My newest project at school is a giant world map, approximately 15 feet by 8 feet that I am slowly and fairly tediously drawing out by hand. Before you start to wonder, yes, those two things making you go “wait a minute…” are still true. I am still very short (making those top 3 feet a little bit tricky) and I am still a very bad artist. But that’s okay, because where there’s a will for a low brain power yet high “oooh-ahh” factor…there’s a way.

Its done using the grid projection method, which most people experience for about 2 weeks in 6th grade, and then never have to worry about again. Basically, you have a picture. You draw a grid around that picture. Then you draw a much bigger grid somewhere else and transfer the small grid to the big grid box by box by box. In my case, 1,568 boxes over nearly 13 square meters. That’s a lot of boxes. The school staff thought so too, which is why the principal, deputy principal, and a significant portion of the teachers all spent most of their day standing around and watching me draw straight lines. It was apparently so exciting, in fact, that they also called the SGB chairperson, who immediately dropped whatever it was that he was doing to drive over to the school and stand in the crowd, crossing his arms and occasionally commenting on…something. I have never been so popular at school before.

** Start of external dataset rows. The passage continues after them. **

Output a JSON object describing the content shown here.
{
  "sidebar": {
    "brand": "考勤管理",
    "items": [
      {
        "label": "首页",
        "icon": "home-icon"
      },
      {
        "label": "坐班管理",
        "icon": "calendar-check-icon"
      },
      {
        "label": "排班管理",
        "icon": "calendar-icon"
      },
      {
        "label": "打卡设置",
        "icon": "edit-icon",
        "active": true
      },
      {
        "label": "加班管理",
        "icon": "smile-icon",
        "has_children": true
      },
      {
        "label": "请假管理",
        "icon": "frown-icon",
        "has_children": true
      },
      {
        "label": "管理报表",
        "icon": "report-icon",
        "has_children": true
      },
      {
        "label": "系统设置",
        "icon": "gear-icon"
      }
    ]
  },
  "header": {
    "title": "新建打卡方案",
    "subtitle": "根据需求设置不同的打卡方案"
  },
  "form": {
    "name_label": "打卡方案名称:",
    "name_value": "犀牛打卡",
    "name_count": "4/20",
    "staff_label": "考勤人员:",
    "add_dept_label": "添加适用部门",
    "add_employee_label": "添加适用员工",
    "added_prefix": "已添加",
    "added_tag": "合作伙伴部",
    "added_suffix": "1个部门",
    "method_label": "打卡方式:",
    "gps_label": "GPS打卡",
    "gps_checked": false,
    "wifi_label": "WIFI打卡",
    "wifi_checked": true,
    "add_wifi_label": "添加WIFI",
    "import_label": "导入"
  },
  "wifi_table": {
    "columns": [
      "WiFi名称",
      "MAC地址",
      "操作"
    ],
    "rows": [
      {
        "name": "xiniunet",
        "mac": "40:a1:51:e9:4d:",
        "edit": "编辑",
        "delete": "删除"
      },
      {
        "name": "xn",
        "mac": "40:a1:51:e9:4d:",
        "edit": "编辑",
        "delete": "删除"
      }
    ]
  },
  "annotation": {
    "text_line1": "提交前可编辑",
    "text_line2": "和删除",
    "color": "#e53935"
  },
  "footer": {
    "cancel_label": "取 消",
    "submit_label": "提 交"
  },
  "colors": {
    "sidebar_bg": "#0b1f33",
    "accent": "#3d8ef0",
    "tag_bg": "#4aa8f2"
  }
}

We also spent a lot of time that day trying to find a way for me to draw all of the parts at the very top. Other volunteers have managed alright standing on a chair or a desk, however I had two fairly significant problems with this: 1) I am deathly afraid of heights. Standing on a rickety table on an uneven surface where every step or lean could send me plunging to my death from a horrific distance of 2 feet counts as heights. 2) I am so short that, even standing on that awful table, I could not actually reach the top of my latent map. So I had a problem.

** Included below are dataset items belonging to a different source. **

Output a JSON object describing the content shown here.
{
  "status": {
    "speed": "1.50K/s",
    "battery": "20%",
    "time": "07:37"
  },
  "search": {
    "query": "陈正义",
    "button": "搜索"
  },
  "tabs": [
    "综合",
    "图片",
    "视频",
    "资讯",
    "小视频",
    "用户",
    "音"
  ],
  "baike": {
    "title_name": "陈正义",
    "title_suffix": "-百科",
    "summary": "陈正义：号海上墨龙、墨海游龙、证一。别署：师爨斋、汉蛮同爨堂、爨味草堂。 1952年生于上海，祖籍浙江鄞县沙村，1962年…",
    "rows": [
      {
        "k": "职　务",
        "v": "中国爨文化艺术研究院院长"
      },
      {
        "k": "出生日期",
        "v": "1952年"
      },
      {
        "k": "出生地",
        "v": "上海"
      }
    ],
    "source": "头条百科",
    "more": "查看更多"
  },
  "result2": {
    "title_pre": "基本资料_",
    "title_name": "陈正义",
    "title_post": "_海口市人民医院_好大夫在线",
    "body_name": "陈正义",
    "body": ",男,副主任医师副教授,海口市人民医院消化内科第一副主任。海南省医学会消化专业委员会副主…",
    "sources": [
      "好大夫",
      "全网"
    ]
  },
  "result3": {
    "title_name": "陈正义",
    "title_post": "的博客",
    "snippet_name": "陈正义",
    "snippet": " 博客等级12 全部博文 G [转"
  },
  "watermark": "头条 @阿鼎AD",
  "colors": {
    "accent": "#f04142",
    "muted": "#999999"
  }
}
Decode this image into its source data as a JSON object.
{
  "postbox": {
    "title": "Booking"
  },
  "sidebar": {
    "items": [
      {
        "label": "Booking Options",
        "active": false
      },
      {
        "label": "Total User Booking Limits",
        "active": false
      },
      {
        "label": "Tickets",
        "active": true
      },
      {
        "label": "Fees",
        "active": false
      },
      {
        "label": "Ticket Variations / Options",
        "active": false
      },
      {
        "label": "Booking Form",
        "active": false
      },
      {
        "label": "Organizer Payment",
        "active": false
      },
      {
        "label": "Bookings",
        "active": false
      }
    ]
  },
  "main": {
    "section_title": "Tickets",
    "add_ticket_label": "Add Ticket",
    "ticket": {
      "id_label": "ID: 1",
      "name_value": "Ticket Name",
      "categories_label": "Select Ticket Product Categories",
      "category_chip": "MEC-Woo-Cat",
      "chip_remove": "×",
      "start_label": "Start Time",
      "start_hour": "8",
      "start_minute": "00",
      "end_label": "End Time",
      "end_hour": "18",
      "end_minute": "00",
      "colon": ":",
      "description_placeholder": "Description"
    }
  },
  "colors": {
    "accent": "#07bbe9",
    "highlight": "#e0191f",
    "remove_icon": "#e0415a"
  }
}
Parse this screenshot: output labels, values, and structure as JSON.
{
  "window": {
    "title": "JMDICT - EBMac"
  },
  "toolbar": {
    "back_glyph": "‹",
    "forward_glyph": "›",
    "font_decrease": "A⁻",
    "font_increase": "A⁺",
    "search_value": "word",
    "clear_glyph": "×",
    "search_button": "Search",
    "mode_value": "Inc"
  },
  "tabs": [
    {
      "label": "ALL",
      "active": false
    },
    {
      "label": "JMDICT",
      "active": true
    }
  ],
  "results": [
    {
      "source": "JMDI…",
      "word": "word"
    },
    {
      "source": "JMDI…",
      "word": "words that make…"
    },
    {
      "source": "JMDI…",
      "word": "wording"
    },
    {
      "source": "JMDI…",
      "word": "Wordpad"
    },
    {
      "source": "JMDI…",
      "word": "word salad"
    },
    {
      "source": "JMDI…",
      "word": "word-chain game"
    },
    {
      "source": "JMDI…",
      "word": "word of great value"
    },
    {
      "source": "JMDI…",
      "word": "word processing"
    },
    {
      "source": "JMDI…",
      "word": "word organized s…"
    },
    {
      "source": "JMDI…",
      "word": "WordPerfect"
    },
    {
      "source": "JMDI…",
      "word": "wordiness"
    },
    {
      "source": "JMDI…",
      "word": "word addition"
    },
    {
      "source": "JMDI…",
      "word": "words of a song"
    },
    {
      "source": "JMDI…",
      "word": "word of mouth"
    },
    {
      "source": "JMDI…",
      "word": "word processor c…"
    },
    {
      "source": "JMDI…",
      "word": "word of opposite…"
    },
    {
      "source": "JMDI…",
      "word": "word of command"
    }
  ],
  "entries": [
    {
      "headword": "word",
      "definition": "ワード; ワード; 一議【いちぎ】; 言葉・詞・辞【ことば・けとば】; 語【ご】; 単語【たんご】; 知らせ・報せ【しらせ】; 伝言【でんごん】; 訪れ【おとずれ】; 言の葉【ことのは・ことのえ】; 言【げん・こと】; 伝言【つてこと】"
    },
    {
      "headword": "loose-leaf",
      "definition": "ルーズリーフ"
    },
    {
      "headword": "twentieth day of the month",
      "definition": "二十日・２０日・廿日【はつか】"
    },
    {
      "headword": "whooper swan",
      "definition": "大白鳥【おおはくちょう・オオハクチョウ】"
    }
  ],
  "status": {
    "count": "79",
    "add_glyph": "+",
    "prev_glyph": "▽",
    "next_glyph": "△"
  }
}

The principal sent over the general worker (janitor) so that we could try and solve the problem together. Unfortunately, the general worker spoke exactly no English, and my hardware vocabulary set isn’t so good in siSwati. It turns out, for example, that the word for ladder is not in fact ‘iLadder’ (a technique that was based, of course, on the ‘el ladder-o’ theory of 8th grade Spanish/linguistics) but ma-steppa. It also turned out, once we made it past the language wall, that his ladder was a 12 foot high monstrosity made out of tied together tree branches that looked like it might come apart if I looked at it funny. Fortunately my siSwati for “There is no way in hell I’m getting near that thing, I will die instantly” has had some practice. (If you ever need it: “Anegke! Ngiyasaba!”) He agreed that it did look a teensy-bit unstable, but then had a really brilliant solution: Why don’t we just send a child up instead? (Perhaps on the theory that there are plenty of them and they are somehow expendable. I don’t know.) This was also not okay with me. I’m such a spoilsport.

Next somebody was sent for another ladder, but unfortunately it happened to be a stepladder roughly 2 inches shorter than the original table. By the end of it I was standing amidst the general worker, the principal, the deputy principal, the SGB chairperson, a teacher who really wanted to help, and somebody’s brother who has a truck and was therefore sent to get the step-stool ladder, waving my arms and trying to explain in two different languages that they shouldn’t worry about it, I’d figure it out, I’d come up with a solution, and while I applauded their commitment and appreciated how much they wanted to give me a hand, it would really be alright if they STOPPED HELPING. They were unconvinced.

In the end, I had to promise to make my very tall neighboring volunteer help me out over the weekend, and that we really truly, for honest, for reals would be okay without every ladder in the village. And then the next day Tom came over and helped me draw the top. I hate being short.

In all, the grid took about two days. Over the next few weeks I plan to transfer my small grid of world map onto my large wall grid of world map, and then magically come up with a map of the world that looks more or less like its supposed it. Then I’m gonna paint it. And then I’ll be remembered at Ekwenzeni Primary School forever – or at least until somebody decides to paint over it.